Mr. Hollande and Ms. Trierweiler are the first unmarried couple to occupy the presidential Élysée Palace together, following close on the heels of the new president of Germany, Joachim Gauck, whose live-in companion is also a journalist. That these arrangements were no bar to office is a sign of how European attitudes about families have changed.
But they do raise some concerns about protocol — how to travel together to places like Saudi Arabia, for instance, where unmarried cohabitation is not accepted. In both France and Germany, some have suggested that the presidential couples ought to marry now, but in neither case does that seem likely to happen.
Ms. Trierweiler “is scared of being the wife of a president and is looking for models,” said Laurent Binet, who followed the couple closely during the election campaign for a book he is writing. “She sees herself as an active woman.”
Born in 1965 to a disabled father who lost a leg in a mine explosion in 1944 and a mother who worked as a cashier at an ice rink, Ms. Trierweiler grew up modestly with five siblings in a housing project in Angers, in western France. She studied political science at the Sorbonne and then took a job as a reporter on a weekly review, Profession Politique, where she was known for hard work; she later moved to the well-known magazine Paris Match.
“Valérie is a very interesting mix of strength, pride and fragility,” said Philippe Labro, vice president of the TV channel Direct 8. “She cares for her own identity and loves her job.”

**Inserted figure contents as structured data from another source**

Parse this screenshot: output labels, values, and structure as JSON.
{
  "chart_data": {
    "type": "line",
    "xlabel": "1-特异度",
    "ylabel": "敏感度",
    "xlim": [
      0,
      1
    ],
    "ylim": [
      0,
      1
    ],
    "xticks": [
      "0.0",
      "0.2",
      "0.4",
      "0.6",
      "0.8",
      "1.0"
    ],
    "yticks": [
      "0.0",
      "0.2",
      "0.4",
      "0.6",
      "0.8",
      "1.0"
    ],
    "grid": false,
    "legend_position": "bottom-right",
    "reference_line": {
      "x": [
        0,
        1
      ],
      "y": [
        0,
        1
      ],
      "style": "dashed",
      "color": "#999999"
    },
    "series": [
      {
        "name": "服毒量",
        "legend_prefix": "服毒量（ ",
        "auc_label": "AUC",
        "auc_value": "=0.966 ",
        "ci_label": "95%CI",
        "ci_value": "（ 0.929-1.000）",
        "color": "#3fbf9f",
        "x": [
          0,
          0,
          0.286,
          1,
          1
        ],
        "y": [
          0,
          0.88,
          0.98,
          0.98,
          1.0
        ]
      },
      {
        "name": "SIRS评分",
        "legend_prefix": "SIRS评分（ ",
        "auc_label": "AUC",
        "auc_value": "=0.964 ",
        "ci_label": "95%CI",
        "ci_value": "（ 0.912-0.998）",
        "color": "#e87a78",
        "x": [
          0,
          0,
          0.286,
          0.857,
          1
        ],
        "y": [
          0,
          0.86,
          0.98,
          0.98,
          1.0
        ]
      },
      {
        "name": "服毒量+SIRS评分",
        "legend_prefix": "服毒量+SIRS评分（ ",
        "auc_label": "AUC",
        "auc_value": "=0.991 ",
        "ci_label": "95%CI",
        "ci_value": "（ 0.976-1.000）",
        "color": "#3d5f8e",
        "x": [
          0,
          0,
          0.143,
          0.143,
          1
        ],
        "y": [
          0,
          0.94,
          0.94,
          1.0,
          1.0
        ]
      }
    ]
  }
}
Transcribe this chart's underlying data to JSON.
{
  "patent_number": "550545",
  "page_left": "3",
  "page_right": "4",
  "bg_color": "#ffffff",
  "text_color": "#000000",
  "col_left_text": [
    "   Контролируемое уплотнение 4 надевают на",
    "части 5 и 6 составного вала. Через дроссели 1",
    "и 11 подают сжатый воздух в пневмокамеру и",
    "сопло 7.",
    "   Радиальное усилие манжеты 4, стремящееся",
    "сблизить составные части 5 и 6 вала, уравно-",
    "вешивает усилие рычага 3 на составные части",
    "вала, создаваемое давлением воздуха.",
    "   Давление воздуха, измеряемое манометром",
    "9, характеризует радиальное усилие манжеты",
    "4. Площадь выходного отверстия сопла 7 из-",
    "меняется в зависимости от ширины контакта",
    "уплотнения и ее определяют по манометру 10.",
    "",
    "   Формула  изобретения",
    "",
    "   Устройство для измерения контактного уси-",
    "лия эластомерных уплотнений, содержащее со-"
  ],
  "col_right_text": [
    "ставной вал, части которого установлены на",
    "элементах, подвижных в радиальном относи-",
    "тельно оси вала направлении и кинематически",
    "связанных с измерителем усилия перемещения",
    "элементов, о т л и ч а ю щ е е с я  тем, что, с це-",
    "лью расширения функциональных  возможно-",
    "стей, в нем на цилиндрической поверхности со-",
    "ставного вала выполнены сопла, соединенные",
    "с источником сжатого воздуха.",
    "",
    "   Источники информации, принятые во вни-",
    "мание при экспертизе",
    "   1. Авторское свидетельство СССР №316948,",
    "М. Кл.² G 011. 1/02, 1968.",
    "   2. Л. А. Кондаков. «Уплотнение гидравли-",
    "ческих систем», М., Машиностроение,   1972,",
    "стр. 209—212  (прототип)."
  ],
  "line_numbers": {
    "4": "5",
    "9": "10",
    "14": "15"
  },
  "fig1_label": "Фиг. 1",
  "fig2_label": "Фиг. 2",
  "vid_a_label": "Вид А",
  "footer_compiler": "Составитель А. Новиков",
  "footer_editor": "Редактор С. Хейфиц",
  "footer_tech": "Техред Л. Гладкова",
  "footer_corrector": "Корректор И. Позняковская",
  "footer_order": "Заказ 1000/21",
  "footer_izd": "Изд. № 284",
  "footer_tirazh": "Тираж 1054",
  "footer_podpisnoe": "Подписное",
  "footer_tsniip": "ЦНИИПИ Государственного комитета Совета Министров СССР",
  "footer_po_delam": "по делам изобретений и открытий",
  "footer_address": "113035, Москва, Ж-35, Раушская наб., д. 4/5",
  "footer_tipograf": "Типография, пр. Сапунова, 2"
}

Mr. Labro hired Ms. Trierweiler for the channel in 2005, shortly after she and Mr. Hollande became involved. “I didn’t know at all that Ms. Trierweiler was with Mr. Hollande when I hired her,” Mr. Labro said. Once he knew, he said, “we agreed with the director of the channel that it wouldn’t be that which would prevent her from working.” Mr. Hollande made the relationship publicly known in 2010.
Ms. Trierweiler stopped covering politics for Paris Match in 2005 but continued her political programs on Direct 8, something that is not widely regarded in France as posing a potential conflict of interest.
“We need rules, they exist, but hypocrisy reigns,” she told Le Journal du Dimanche in 2010. “All journalists have opinions, they all vote, they all have sympathy, friendships. But they’re not asked to justify them. We believe in their integrity, we trust them and we’re right to do so.”
Sharp-featured, elegant and telegenic, Ms. Trierweiler began to attract more attention over the last year, as she was seen applauding and kissing Mr. Hollande at campaign meetings — not to mention her occasionally caustic comments on Twitter.
When Paris Match put her picture on its cover in March, Ms. Trierweiler wrote on Twitter: “What a shock to discover myself on the cover page of my own magazine,” and added, “Bravo to Paris Match for its sexism.”
She seemed happy, if a bit shocked, on the stage last Sunday in the town of Tulle when her partner delivered his victory speech.